Prior to this, he served as vice president of government relations at Raytheon. Notably, the FBI is still in the middle of Shanahan's background check, and has reportedly been investigating violent disputes involving Shanahan and his wife and son that date back nine years.

Shanahan discussed these incidents in an interview with WaPo on Monday and Tuesday.

Shanahan spoke publicly about the incidents in interviews with The Washington Post on Monday and Tuesday.

"Bad things can happen to good families...and this is a tragedy, really," Shanahan said. Dredging up the episode publicly, he said, "will ruin my son’s life."

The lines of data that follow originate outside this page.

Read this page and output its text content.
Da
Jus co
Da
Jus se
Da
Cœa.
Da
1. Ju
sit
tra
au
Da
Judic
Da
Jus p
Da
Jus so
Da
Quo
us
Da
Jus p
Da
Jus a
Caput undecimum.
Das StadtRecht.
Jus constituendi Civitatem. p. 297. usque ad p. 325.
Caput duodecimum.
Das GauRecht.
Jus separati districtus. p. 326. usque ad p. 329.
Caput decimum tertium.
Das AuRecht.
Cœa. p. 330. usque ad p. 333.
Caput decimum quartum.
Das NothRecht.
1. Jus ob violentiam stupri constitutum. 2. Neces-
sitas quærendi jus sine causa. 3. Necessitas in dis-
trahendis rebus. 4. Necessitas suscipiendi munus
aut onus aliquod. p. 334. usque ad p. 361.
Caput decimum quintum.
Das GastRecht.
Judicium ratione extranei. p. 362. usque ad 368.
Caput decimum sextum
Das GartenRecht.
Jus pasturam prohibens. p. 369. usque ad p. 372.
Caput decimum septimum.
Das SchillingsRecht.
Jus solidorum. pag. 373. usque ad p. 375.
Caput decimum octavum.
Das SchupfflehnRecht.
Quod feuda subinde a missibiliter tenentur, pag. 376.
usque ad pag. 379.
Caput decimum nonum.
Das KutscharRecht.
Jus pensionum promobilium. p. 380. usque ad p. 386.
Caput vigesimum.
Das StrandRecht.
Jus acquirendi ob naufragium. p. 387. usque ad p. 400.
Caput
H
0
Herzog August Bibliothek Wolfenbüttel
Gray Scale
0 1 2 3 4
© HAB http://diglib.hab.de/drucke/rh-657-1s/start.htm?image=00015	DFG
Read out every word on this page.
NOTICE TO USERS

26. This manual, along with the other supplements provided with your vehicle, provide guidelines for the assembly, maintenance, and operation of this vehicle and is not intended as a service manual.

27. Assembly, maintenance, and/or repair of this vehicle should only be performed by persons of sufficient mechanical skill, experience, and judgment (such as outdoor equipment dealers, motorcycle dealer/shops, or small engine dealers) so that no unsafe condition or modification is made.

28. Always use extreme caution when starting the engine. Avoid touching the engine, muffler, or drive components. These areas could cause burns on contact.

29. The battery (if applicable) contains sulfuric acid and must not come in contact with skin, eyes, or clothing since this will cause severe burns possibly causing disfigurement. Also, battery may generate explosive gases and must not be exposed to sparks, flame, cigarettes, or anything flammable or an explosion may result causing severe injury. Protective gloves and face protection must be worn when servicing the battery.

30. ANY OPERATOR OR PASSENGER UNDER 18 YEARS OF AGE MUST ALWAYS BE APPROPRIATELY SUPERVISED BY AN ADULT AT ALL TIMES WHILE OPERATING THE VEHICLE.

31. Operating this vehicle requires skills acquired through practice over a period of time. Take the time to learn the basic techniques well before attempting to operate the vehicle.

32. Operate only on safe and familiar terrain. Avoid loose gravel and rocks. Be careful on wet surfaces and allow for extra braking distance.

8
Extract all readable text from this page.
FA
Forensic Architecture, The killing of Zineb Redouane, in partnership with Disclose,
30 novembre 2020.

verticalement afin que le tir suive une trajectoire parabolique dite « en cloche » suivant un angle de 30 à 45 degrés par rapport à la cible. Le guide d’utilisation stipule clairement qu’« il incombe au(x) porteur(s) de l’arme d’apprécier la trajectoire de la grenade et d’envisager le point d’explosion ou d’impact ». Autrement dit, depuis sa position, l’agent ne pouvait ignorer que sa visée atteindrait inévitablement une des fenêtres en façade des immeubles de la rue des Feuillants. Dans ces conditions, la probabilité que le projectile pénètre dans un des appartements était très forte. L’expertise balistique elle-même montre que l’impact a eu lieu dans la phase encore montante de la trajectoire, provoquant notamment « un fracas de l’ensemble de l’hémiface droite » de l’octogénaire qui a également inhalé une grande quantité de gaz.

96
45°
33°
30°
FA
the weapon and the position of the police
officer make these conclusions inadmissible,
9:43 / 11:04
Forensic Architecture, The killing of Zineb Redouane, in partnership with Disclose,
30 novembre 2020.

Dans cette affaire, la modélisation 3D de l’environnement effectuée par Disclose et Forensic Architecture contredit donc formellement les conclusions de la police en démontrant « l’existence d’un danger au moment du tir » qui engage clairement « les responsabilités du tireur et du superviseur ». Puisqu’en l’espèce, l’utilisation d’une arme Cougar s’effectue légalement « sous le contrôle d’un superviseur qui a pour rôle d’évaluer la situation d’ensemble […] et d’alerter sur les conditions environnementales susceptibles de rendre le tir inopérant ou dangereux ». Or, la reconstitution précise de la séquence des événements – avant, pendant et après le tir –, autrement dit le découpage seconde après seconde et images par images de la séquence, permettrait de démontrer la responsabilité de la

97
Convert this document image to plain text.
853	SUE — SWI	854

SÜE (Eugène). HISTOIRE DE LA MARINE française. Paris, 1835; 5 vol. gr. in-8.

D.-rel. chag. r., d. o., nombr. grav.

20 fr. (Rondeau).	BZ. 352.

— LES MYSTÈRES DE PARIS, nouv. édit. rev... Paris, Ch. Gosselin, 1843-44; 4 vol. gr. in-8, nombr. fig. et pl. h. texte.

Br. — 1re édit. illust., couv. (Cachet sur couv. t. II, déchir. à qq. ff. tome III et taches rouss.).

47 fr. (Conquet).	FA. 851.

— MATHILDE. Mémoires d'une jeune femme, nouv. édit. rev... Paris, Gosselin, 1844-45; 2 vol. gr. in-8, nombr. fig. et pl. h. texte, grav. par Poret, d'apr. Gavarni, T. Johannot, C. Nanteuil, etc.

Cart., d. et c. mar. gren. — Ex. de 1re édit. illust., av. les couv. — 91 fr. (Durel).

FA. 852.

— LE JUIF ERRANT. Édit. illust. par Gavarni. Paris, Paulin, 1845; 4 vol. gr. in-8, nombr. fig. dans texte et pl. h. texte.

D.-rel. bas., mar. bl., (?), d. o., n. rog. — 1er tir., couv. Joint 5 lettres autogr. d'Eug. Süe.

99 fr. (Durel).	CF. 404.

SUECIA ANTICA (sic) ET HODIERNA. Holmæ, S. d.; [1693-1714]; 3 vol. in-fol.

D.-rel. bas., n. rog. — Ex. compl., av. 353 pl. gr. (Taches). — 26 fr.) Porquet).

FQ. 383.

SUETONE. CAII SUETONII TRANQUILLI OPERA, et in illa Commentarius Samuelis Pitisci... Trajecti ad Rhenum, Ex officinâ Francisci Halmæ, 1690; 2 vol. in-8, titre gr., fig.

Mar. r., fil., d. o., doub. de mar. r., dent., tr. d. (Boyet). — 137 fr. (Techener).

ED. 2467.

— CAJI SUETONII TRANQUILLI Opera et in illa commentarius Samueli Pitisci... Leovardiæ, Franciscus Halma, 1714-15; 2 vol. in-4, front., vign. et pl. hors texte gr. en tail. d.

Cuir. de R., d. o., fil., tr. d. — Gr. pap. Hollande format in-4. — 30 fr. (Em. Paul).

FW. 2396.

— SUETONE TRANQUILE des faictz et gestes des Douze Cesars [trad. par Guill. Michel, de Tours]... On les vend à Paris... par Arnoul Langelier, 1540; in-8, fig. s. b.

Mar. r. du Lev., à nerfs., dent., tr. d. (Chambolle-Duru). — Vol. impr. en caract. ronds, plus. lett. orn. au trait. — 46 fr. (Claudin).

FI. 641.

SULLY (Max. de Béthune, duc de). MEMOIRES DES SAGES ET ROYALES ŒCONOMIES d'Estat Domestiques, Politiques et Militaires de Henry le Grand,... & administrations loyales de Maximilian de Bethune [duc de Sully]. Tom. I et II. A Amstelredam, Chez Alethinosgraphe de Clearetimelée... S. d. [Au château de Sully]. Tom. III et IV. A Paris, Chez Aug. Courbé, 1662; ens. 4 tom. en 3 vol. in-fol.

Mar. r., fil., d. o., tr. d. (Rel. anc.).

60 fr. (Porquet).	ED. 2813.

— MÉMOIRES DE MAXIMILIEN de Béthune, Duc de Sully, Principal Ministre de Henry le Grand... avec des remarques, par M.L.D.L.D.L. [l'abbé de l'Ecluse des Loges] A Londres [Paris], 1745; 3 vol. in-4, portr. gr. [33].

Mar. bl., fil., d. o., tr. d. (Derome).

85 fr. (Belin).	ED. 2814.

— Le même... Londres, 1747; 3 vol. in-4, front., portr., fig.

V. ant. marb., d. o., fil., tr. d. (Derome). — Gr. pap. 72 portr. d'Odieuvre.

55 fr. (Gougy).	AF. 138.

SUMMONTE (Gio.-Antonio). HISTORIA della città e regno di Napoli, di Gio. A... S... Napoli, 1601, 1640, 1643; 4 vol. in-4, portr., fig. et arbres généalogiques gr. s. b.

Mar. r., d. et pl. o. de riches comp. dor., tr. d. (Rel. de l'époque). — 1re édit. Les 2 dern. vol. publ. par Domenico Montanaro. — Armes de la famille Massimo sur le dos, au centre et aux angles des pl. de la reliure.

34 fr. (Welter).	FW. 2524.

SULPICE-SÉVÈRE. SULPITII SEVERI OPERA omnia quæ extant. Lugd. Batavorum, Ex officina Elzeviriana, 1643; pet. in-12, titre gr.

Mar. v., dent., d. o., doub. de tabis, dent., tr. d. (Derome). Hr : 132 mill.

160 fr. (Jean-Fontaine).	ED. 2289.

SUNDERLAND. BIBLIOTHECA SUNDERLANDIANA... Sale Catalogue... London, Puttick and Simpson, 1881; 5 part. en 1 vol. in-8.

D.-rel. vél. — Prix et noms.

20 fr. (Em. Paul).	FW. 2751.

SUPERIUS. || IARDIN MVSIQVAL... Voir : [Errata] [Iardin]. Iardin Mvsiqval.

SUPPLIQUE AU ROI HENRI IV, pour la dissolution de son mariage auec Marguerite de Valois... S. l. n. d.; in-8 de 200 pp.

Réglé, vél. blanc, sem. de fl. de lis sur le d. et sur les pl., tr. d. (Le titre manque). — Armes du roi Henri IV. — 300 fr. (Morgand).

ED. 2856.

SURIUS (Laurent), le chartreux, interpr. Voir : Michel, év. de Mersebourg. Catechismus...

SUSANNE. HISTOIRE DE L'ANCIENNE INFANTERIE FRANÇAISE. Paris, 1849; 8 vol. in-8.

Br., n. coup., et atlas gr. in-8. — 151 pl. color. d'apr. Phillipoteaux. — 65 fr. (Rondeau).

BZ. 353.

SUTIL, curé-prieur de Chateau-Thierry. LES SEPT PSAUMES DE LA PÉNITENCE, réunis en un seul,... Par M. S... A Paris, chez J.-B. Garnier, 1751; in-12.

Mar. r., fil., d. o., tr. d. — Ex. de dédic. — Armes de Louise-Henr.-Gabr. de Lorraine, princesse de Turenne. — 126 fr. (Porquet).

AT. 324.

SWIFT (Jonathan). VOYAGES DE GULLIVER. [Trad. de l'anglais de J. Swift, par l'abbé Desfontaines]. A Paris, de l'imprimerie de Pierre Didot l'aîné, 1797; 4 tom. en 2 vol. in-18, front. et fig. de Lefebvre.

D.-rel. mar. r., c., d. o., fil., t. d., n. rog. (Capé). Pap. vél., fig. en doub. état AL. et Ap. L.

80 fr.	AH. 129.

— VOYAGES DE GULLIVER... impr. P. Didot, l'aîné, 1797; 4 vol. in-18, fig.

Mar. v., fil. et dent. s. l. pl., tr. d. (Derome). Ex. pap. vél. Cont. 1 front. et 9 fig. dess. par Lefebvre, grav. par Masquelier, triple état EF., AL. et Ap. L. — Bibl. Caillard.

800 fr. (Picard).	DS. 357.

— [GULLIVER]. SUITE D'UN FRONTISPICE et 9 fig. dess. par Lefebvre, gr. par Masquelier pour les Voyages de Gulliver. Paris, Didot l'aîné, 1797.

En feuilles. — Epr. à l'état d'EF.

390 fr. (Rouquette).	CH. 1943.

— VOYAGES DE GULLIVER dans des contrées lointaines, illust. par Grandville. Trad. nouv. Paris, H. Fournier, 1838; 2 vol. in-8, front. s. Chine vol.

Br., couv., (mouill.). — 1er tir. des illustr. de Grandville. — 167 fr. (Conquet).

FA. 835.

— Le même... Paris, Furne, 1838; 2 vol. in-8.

In November 2011, Shanahan rushed to defend his then 17-year-old son, William Shanahan, in the days after the teenager brutally beat his mother. The attack had left Shanahan’s ex-wife unconscious in a pool of blood, her skull fractured and with internal injuries that required surgery, according to court and police records.

Two weeks later, Shanahan sent his ex-wife’s brother a memo arguing that his son had acted in self-defense.

"Use of a baseball bat in self-defense will likely be viewed as an imbalance of force,” Shanahan wrote. "However, Will’s mother harassed him for nearly three hours before the incident."

Details of the incidents have started to emerge in media reports about his nomination, including a USA Today report Tuesday about the punching incident in 2010.

Specifically, Shanahan's wife was arrested after punching him in the face, and his son was arrested after a separate incident in which he hit his mother with a baseball bat.

Shanahan has said that the public disclosure of these incidents would re-traumatize his family.